Скажи, где место мое,
ай балам, ай гюлюм".
Они пели хорошо, но слова песни и все поведение мутрибов напомнили мне другую картину - дом Абдулла-хана и переодетых в мужское платье молодых женщин.
Когда мутрибы кончили петь Саллах-Сулейман достал из кармана полную горсть кранов и, высыпав их в бубен, сказал:
- Это вам за здоровье дорогого гостя!
Подали чай, но пили его только я, Фарханг-заде и одна из женщин; остальные курили опиум и пили водку.
Каждый из мужчин подымал рюмку и передавал рядом сидящей женщине, а та, не открывая руки, брала рюмку и пила под покрывалом, после чего щелкала жареные тыквенные семечки.
Женщины, курившие опиум, держали трубку, а любовники подавали им огня с жаровни.
Оружие муджахидов было снято и сложено в свободном углу комнаты.
Когда чаепитие кончилось, в комнату вошли четыре женщины в золотых и серебряных украшениях с бриллиантами.
Это были певица и музыкантши из Тегерана. Они не знали по-азербайджански, только певица кое-как, коверкая слова, по-азербайджански объяснялась гостям в любви. Это была рябая, но красивая женщина с прекрасным голосом. Пела она на слова Хафиза, Баба-Фагани и Туей* и, видимо, была грамотна.
______________ * Хафиз, Баба-Фагани, Туей - знаменитые иранские поэты.
Послушав пение, гости снова начали пить. Они старались соблюдать приличие, но хмель делал свое дело.

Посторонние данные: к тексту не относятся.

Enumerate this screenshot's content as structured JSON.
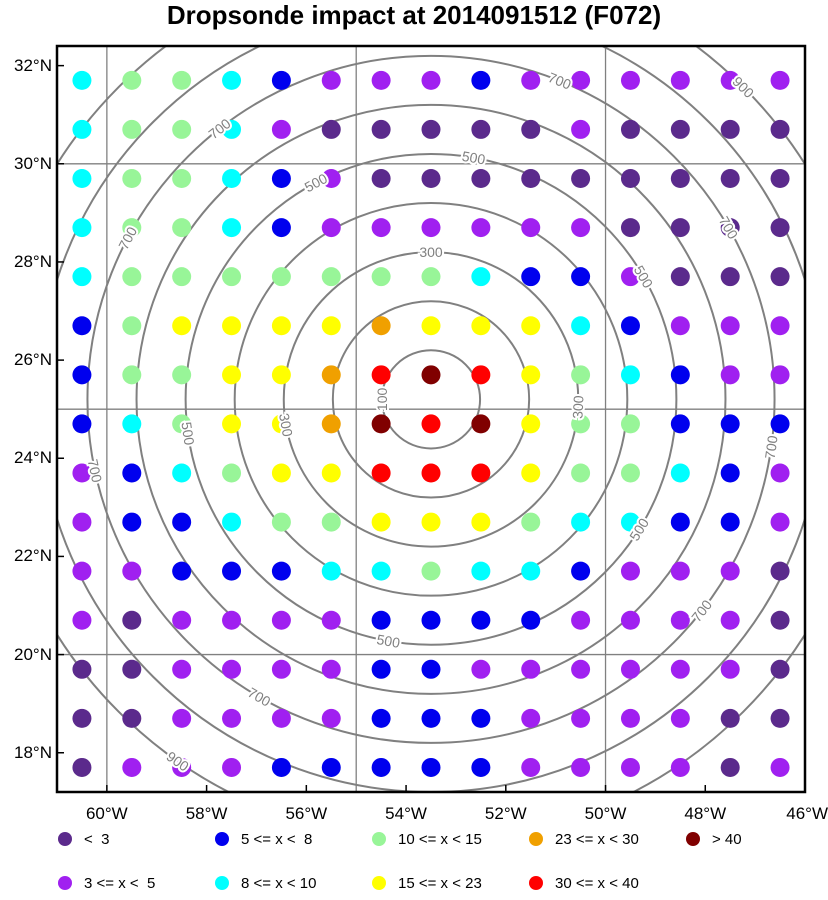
{
  "title": "Dropsonde impact at 2014091512 (F072)",
  "map": {
    "lon_range": [
      -61,
      -46
    ],
    "lat_range": [
      17.2,
      32.4
    ],
    "lat_ticks": [
      {
        "value": 32,
        "label": "32°N"
      },
      {
        "value": 30,
        "label": "30°N"
      },
      {
        "value": 28,
        "label": "28°N"
      },
      {
        "value": 26,
        "label": "26°N"
      },
      {
        "value": 24,
        "label": "24°N"
      },
      {
        "value": 22,
        "label": "22°N"
      },
      {
        "value": 20,
        "label": "20°N"
      },
      {
        "value": 18,
        "label": "18°N"
      }
    ],
    "lon_ticks": [
      {
        "value": -60,
        "label": "60°W"
      },
      {
        "value": -58,
        "label": "58°W"
      },
      {
        "value": -56,
        "label": "56°W"
      },
      {
        "value": -54,
        "label": "54°W"
      },
      {
        "value": -52,
        "label": "52°W"
      },
      {
        "value": -50,
        "label": "50°W"
      },
      {
        "value": -48,
        "label": "48°W"
      },
      {
        "value": -46,
        "label": "46°W"
      }
    ],
    "graticule": {
      "lon": [
        -60,
        -55,
        -50
      ],
      "lat": [
        20,
        25,
        30
      ]
    },
    "range_rings": {
      "center": [
        -53.5,
        25.2
      ],
      "radii_deg": [
        1,
        2,
        3,
        4,
        5,
        6,
        7,
        8,
        9
      ],
      "labels": [
        {
          "text": "100",
          "ring": 1,
          "angle": 180
        },
        {
          "text": "300",
          "ring": 3,
          "angle": 90
        },
        {
          "text": "300",
          "ring": 3,
          "angle": -3
        },
        {
          "text": "300",
          "ring": 3,
          "angle": 190
        },
        {
          "text": "500",
          "ring": 5,
          "angle": 80
        },
        {
          "text": "500",
          "ring": 5,
          "angle": 118
        },
        {
          "text": "500",
          "ring": 5,
          "angle": 30
        },
        {
          "text": "500",
          "ring": 5,
          "angle": -32
        },
        {
          "text": "500",
          "ring": 5,
          "angle": 188
        },
        {
          "text": "500",
          "ring": 5,
          "angle": -100
        },
        {
          "text": "700",
          "ring": 7,
          "angle": 128
        },
        {
          "text": "700",
          "ring": 7,
          "angle": 68
        },
        {
          "text": "700",
          "ring": 7,
          "angle": 30
        },
        {
          "text": "700",
          "ring": 7,
          "angle": -8
        },
        {
          "text": "700",
          "ring": 7,
          "angle": -38
        },
        {
          "text": "700",
          "ring": 7,
          "angle": 152
        },
        {
          "text": "700",
          "ring": 7,
          "angle": 192
        },
        {
          "text": "700",
          "ring": 7,
          "angle": -120
        },
        {
          "text": "900",
          "ring": 9,
          "angle": 163
        },
        {
          "text": "900",
          "ring": 9,
          "angle": 45
        },
        {
          "text": "900",
          "ring": 9,
          "angle": -27
        },
        {
          "text": "900",
          "ring": 9,
          "angle": -125
        }
      ]
    }
  },
  "grid": {
    "lons": [
      -60.5,
      -59.5,
      -58.5,
      -57.5,
      -56.5,
      -55.5,
      -54.5,
      -53.5,
      -52.5,
      -51.5,
      -50.5,
      -49.5,
      -48.5,
      -47.5,
      -46.5
    ],
    "lats": [
      31.7,
      30.7,
      29.7,
      28.7,
      27.7,
      26.7,
      25.7,
      24.7,
      23.7,
      22.7,
      21.7,
      20.7,
      19.7,
      18.7,
      17.7
    ],
    "categories": [
      "8.9,13,13,8.9,6.5,4,4,4,6.5,4,4,4,4,4,4",
      "8.9,13,13,8.9,4,2,2,2,2,2,4,2,2,2,2",
      "8.9,13,13,8.9,6.5,4,2,2,2,2,2,2,2,2,2",
      "8.9,13,13,8.9,6.5,4,4,4,4,4,4,2,2,2,2",
      "8.9,13,13,13,13,13,13,13,8.9,6.5,6.5,4,2,2,2",
      "6.5,13,19,19,19,19,26,19,19,19,8.9,6.5,4,4,4",
      "6.5,13,13,19,19,26,35,45,35,19,13,8.9,6.5,4,4",
      "6.5,8.9,13,19,19,26,45,35,45,19,13,13,6.5,6.5,6.5",
      "4,6.5,8.9,13,19,19,35,35,35,19,13,13,8.9,6.5,4",
      "4,6.5,6.5,8.9,13,13,19,19,19,13,8.9,8.9,6.5,6.5,4",
      "4,4,6.5,6.5,6.5,8.9,8.9,13,8.9,8.9,6.5,4,4,4,2",
      "4,2,4,4,4,4,6.5,6.5,6.5,6.5,4,4,4,4,2",
      "2,2,4,4,4,4,6.5,6.5,4,4,4,4,4,4,2",
      "2,2,4,4,4,4,6.5,6.5,6.5,4,4,4,4,2,2",
      "2,4,4,4,6.5,6.5,6.5,6.5,6.5,4,4,4,4,2,4"
    ]
  },
  "legend": {
    "items": [
      {
        "label": "<  3",
        "color": "#5b2a8c",
        "max": 3
      },
      {
        "label": "3 <= x <  5",
        "color": "#a020f0",
        "max": 5
      },
      {
        "label": "5 <= x <  8",
        "color": "#0000ee",
        "max": 8
      },
      {
        "label": "8 <= x < 10",
        "color": "#00ffff",
        "max": 10
      },
      {
        "label": "10 <= x < 15",
        "color": "#98f598",
        "max": 15
      },
      {
        "label": "15 <= x < 23",
        "color": "#ffff00",
        "max": 23
      },
      {
        "label": "23 <= x < 30",
        "color": "#f0a000",
        "max": 30
      },
      {
        "label": "30 <= x < 40",
        "color": "#ff0000",
        "max": 40
      },
      {
        "label": "> 40",
        "color": "#800000",
        "max": 1000
      }
    ]
  }
}
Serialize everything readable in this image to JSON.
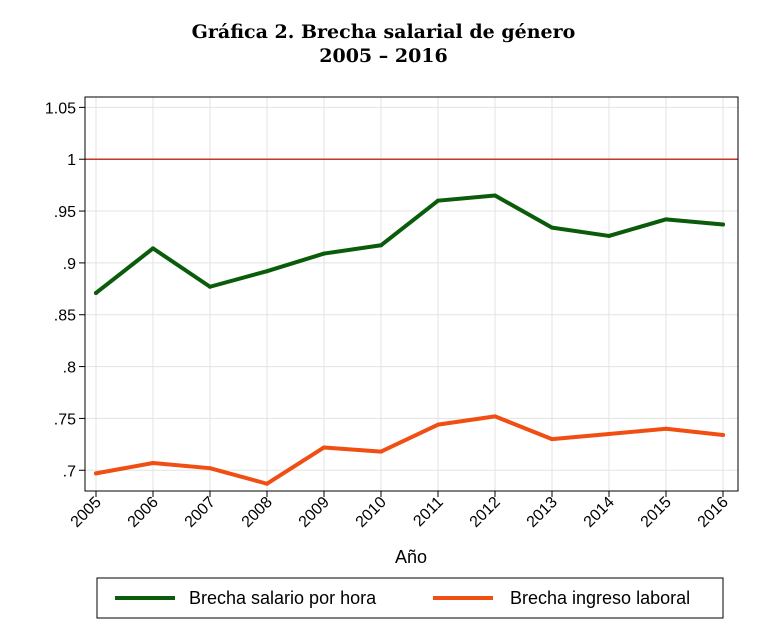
{
  "chart_data": {
    "type": "line",
    "title": "Gráfica 2. Brecha salarial de género",
    "subtitle": "2005 – 2016",
    "xlabel": "Año",
    "ylabel": "",
    "x": [
      "2005",
      "2006",
      "2007",
      "2008",
      "2009",
      "2010",
      "2011",
      "2012",
      "2013",
      "2014",
      "2015",
      "2016"
    ],
    "ylim": [
      0.68,
      1.06
    ],
    "yticks": [
      {
        "value": 0.7,
        "label": ".7"
      },
      {
        "value": 0.75,
        "label": ".75"
      },
      {
        "value": 0.8,
        "label": ".8"
      },
      {
        "value": 0.85,
        "label": ".85"
      },
      {
        "value": 0.9,
        "label": ".9"
      },
      {
        "value": 0.95,
        "label": ".95"
      },
      {
        "value": 1.0,
        "label": "1"
      },
      {
        "value": 1.05,
        "label": "1.05"
      }
    ],
    "reference_line": {
      "value": 1.0,
      "color": "#c0392b"
    },
    "grid": true,
    "legend_position": "bottom",
    "series": [
      {
        "name": "Brecha salario por hora",
        "color": "#0a5c0a",
        "values": [
          0.871,
          0.914,
          0.877,
          0.892,
          0.909,
          0.917,
          0.96,
          0.965,
          0.934,
          0.926,
          0.942,
          0.937
        ]
      },
      {
        "name": "Brecha ingreso laboral",
        "color": "#f04e12",
        "values": [
          0.697,
          0.707,
          0.702,
          0.687,
          0.722,
          0.718,
          0.744,
          0.752,
          0.73,
          0.735,
          0.74,
          0.734
        ]
      }
    ]
  }
}
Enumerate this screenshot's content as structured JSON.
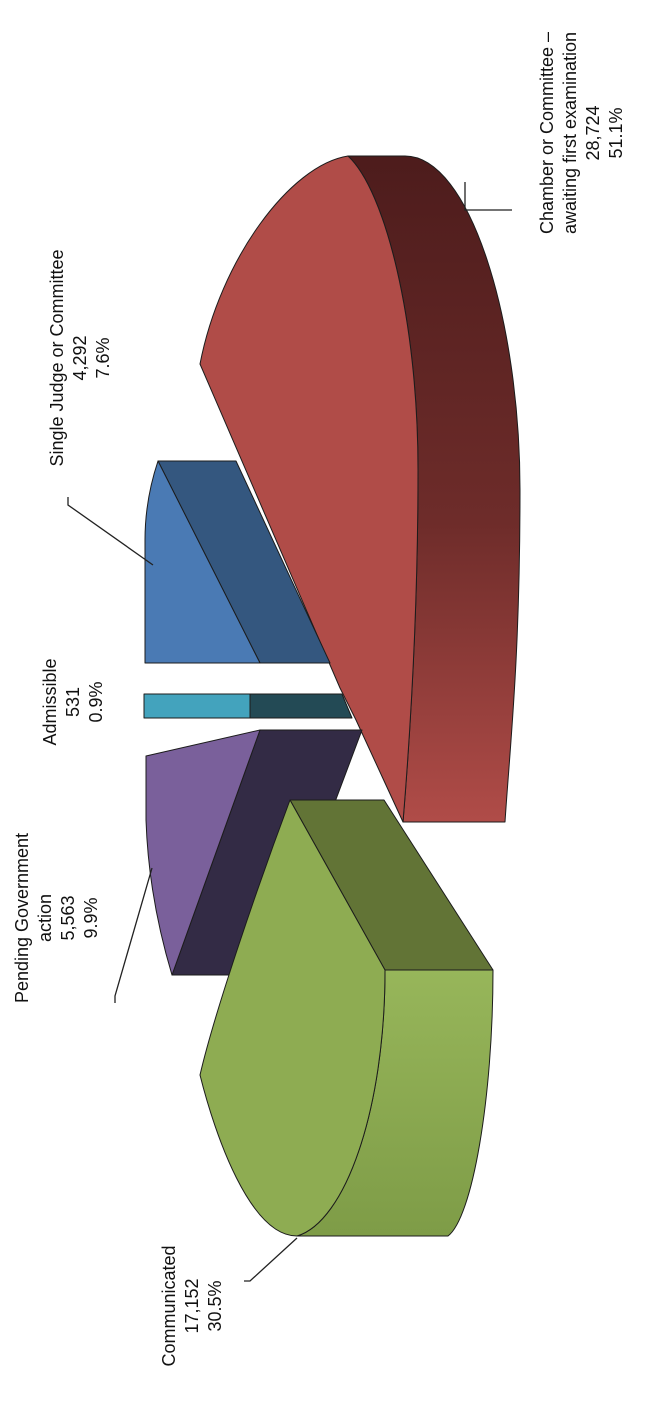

Молодой муджахид по имени Мамед-ага сидел между двумя закутанными в чадру женщинами. Он был сильно пьян, болтал много лишнего и вел себя беспокойно. Вдруг он протянул руку и сорвал с одной из женщин покрывало.
Из-под покрывала выглянуло белое лицо тавризянки, похожее на залитое лучами заходящего солнца белое облако.
Женщина была пьяна и, нисколько не смущаясь, смеялась.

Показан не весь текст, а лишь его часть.